Certe volte potevi incontrarlo nei pressi della stazione ferroviaria, sulla vasta piazza antistante, per esempio, oppure addirittura dentro l’edificio, mentre con attenzione seguiva il tabellone con gli orari delle partenze dei convogli, oppure, con il medesimo interesse, quello degli arrivi. In fondo, poi, tutto questo non aveva molta importanza: girando per strada avevi la sensazione che lui fosse perennemente lì, ad ogni angolo, con il suo sguardo attento, l’espressione seriosa di chi prende ogni cosa con scrupolo, lasciando i rumori, la confusione, il mescolarsi continuo delle cose in ogni via della città, ad uno stadio inferiore ai suoi interessi, come qualcosa da non prendere per nessun motivo in considerazione.

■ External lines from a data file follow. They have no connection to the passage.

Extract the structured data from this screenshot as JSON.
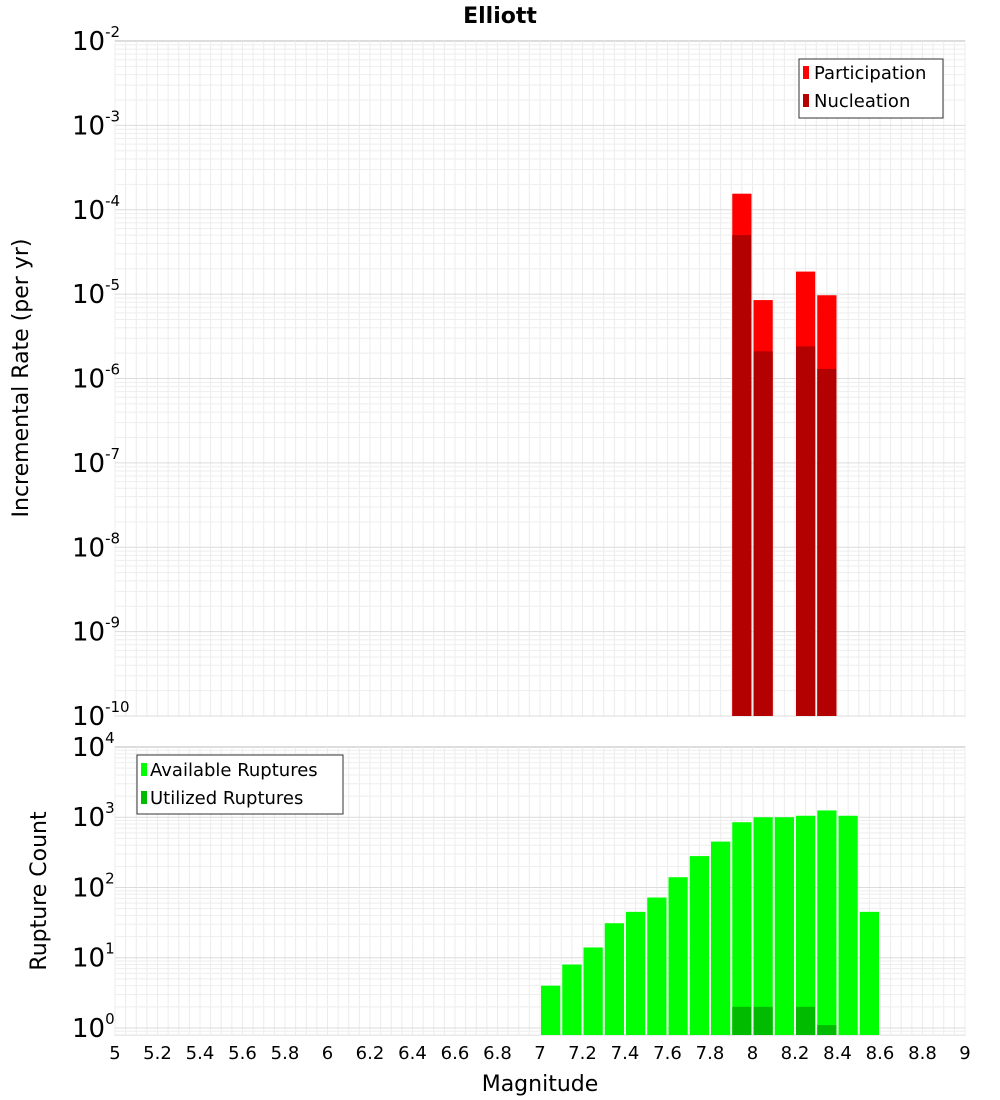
{
  "chart_data": [
    {
      "type": "bar",
      "title": "Elliott",
      "xlabel": "",
      "ylabel": "Incremental Rate (per yr)",
      "yscale": "log",
      "ylim_exp": [
        -10,
        -2
      ],
      "y_ticks": [
        {
          "base": "10",
          "exp": "-2",
          "value": -2
        },
        {
          "base": "10",
          "exp": "-3",
          "value": -3
        },
        {
          "base": "10",
          "exp": "-4",
          "value": -4
        },
        {
          "base": "10",
          "exp": "-5",
          "value": -5
        },
        {
          "base": "10",
          "exp": "-6",
          "value": -6
        },
        {
          "base": "10",
          "exp": "-7",
          "value": -7
        },
        {
          "base": "10",
          "exp": "-8",
          "value": -8
        },
        {
          "base": "10",
          "exp": "-9",
          "value": -9
        },
        {
          "base": "10",
          "exp": "-10",
          "value": -10
        }
      ],
      "xlim": [
        5,
        9
      ],
      "bar_width": 0.1,
      "legend_position": "top-right",
      "series": [
        {
          "name": "Participation",
          "color": "#ff0000",
          "x": [
            7.95,
            8.05,
            8.25,
            8.35
          ],
          "values": [
            0.000155,
            8.5e-06,
            1.85e-05,
            9.7e-06
          ]
        },
        {
          "name": "Nucleation",
          "color": "#b30000",
          "x": [
            7.95,
            8.05,
            8.25,
            8.35
          ],
          "values": [
            5e-05,
            2.1e-06,
            2.4e-06,
            1.3e-06
          ]
        }
      ]
    },
    {
      "type": "bar",
      "title": "",
      "xlabel": "Magnitude",
      "ylabel": "Rupture Count",
      "yscale": "log",
      "ylim_exp": [
        -0.1,
        4
      ],
      "y_ticks": [
        {
          "base": "10",
          "exp": "4",
          "value": 4
        },
        {
          "base": "10",
          "exp": "3",
          "value": 3
        },
        {
          "base": "10",
          "exp": "2",
          "value": 2
        },
        {
          "base": "10",
          "exp": "1",
          "value": 1
        },
        {
          "base": "10",
          "exp": "0",
          "value": 0
        }
      ],
      "xlim": [
        5,
        9
      ],
      "x_ticks": [
        "5",
        "5.2",
        "5.4",
        "5.6",
        "5.8",
        "6",
        "6.2",
        "6.4",
        "6.6",
        "6.8",
        "7",
        "7.2",
        "7.4",
        "7.6",
        "7.8",
        "8",
        "8.2",
        "8.4",
        "8.6",
        "8.8",
        "9"
      ],
      "bar_width": 0.1,
      "legend_position": "top-left",
      "series": [
        {
          "name": "Available Ruptures",
          "color": "#00ff00",
          "x": [
            7.05,
            7.15,
            7.25,
            7.35,
            7.45,
            7.55,
            7.65,
            7.75,
            7.85,
            7.95,
            8.05,
            8.15,
            8.25,
            8.35,
            8.45,
            8.55
          ],
          "values": [
            4,
            8,
            14,
            31,
            45,
            72,
            140,
            280,
            450,
            850,
            1000,
            1000,
            1050,
            1250,
            1050,
            45
          ]
        },
        {
          "name": "Utilized Ruptures",
          "color": "#00bb00",
          "x": [
            7.95,
            8.05,
            8.25,
            8.35
          ],
          "values": [
            2,
            2,
            2,
            1.1
          ]
        }
      ]
    }
  ]
}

Pareva perennemente da solo, ecco il punto, ma non tanto da solo perché in mezzo alla gente, quanto perché la sua persona mostrava, rispetto a tutti, di mantenersi in una differente dimensione. Potevi fermarlo per strada, se ti andava, offrirgli un caffè, chiedergli come andassero le cose, ma non potevi sperare di ottenere delle risposte esaurienti. C’era indifferenza nei suoi occhi, certamente per tutto ciò che tu potevi dirgli, ma molto probabilmente anche per ciò che avrebbe potuto dirti lui.
Certe volte ti ritrovavi a cercarlo, come se la sua presenza in qualche modo fosse una rassicurazione, un elemento della realtà capace di far andare tutto per il verso giusto. Nessuno però chiedeva davvero di lui, quasi non esistesse.